First and foremost, it's important to consider the idea in
its intended form, as a hypothesis. Too often, people talk
about theory and hypothesis (even in education) as fact; I
don't see the value in such a behavior, no matter how solid
the hypothesis may seem.
Upon hearing mention of the addictive personality, I've
sometimes wondered if I am of the variety that might have
one. Gopherpedia's reference to Lang's research tells me
that the following personality factors might be indicative.
Quoted directly:
* Impulsivity
* Sensation seeking
* Nonconformity combined with weak commitment to socially
valued goals for achievement
* Social alienation and tolerance for deviance
* Heightened stress coupled with lack of coping skills
Already things aren't looking great; I see quite a bit of
these factors in my personality.
As for genetic, physical, and biopsychosocial factors, I
have no idea other than my father was an alcoholic and my
parents were divorced. There are some other dramas in my
family tree that might have an influence as well.

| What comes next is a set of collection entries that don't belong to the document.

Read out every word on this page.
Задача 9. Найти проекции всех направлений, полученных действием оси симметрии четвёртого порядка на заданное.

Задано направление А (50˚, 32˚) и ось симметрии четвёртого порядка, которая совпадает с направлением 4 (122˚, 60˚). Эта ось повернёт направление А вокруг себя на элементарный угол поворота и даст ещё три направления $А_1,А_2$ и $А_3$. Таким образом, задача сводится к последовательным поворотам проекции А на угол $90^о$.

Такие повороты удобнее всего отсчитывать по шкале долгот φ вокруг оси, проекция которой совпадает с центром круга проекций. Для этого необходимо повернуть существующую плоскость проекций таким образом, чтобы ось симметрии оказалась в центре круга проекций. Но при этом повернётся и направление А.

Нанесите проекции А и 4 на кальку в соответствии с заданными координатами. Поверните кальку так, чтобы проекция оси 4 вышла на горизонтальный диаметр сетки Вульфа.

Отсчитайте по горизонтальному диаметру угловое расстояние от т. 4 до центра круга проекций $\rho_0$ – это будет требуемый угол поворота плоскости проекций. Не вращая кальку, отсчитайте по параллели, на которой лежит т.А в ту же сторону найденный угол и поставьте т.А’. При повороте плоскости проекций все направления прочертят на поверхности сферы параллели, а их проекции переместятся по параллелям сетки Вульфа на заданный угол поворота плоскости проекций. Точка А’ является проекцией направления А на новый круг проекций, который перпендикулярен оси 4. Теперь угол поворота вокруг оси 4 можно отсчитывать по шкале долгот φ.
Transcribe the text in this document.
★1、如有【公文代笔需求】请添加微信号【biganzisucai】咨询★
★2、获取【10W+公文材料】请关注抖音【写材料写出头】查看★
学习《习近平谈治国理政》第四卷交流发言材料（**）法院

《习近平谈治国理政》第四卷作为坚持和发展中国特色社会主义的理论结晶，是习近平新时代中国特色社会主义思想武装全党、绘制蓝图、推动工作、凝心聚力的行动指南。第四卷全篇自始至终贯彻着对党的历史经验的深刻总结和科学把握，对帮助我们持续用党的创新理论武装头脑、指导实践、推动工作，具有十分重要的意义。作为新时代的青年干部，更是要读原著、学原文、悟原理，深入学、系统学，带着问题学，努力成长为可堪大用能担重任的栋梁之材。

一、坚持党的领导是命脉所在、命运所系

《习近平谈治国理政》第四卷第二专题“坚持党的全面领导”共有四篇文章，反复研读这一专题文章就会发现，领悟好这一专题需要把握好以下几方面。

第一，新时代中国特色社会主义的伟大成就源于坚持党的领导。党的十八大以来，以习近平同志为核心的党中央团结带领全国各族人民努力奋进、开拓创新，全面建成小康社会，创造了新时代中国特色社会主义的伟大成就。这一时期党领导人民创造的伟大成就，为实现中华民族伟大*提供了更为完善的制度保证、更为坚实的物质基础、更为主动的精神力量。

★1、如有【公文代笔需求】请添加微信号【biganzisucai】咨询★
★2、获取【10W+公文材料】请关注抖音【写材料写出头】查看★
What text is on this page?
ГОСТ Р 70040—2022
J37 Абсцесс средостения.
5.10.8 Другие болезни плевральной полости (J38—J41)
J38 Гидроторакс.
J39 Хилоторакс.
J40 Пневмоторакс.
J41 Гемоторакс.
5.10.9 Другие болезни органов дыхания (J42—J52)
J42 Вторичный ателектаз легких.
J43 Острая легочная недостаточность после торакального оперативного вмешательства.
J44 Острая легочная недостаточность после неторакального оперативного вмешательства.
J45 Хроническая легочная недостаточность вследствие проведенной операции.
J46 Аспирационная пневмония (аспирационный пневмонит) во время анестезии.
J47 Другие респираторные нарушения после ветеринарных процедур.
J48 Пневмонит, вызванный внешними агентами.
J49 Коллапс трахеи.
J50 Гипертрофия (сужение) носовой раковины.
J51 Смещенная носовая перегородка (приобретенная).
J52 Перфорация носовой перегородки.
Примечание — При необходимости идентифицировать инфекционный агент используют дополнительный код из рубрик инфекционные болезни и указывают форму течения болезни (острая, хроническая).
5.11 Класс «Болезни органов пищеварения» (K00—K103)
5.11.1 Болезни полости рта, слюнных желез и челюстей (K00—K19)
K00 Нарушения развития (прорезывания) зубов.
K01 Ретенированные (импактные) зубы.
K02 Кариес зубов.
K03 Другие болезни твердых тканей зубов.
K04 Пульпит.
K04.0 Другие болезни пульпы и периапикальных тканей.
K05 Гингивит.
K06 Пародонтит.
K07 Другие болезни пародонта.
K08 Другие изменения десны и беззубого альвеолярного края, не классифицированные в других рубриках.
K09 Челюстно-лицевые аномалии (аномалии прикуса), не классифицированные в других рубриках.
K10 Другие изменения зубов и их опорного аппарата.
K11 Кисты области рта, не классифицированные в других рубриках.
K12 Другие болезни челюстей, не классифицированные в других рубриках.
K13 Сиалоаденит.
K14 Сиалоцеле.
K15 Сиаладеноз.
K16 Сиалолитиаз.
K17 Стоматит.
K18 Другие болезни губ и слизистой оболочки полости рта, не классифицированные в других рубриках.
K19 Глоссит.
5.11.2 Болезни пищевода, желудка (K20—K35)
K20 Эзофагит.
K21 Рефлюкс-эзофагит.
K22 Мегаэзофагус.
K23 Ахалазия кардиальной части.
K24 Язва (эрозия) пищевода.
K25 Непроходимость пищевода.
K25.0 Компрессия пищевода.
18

Most telling for me, and the reason why the subject
interests me at all, is the reality that I've dealt with
some addictive behaviors. This is, in fact, what this post
is all about. Recently, I've taken Minecraft back up,
playing on the SDF server. I work for myself and at home,
and so I can play during the day if I choose. I think I've
taken it up in response to some life challenges (see "lack
of coping skills" in the list above), as an easy emotional
way out.
Yesterday I snapped out of my crazy long enough to realize
that spending almost an entire day playing a video game is
not the kind of thing that a person of my age and situation
should be doing. I decided that today, I would just skip it.
Of course, I've also been searching for the reasons why I
haven't been on gopher as much recently. I think the fact
that I've spent so many hours on MC is part of it.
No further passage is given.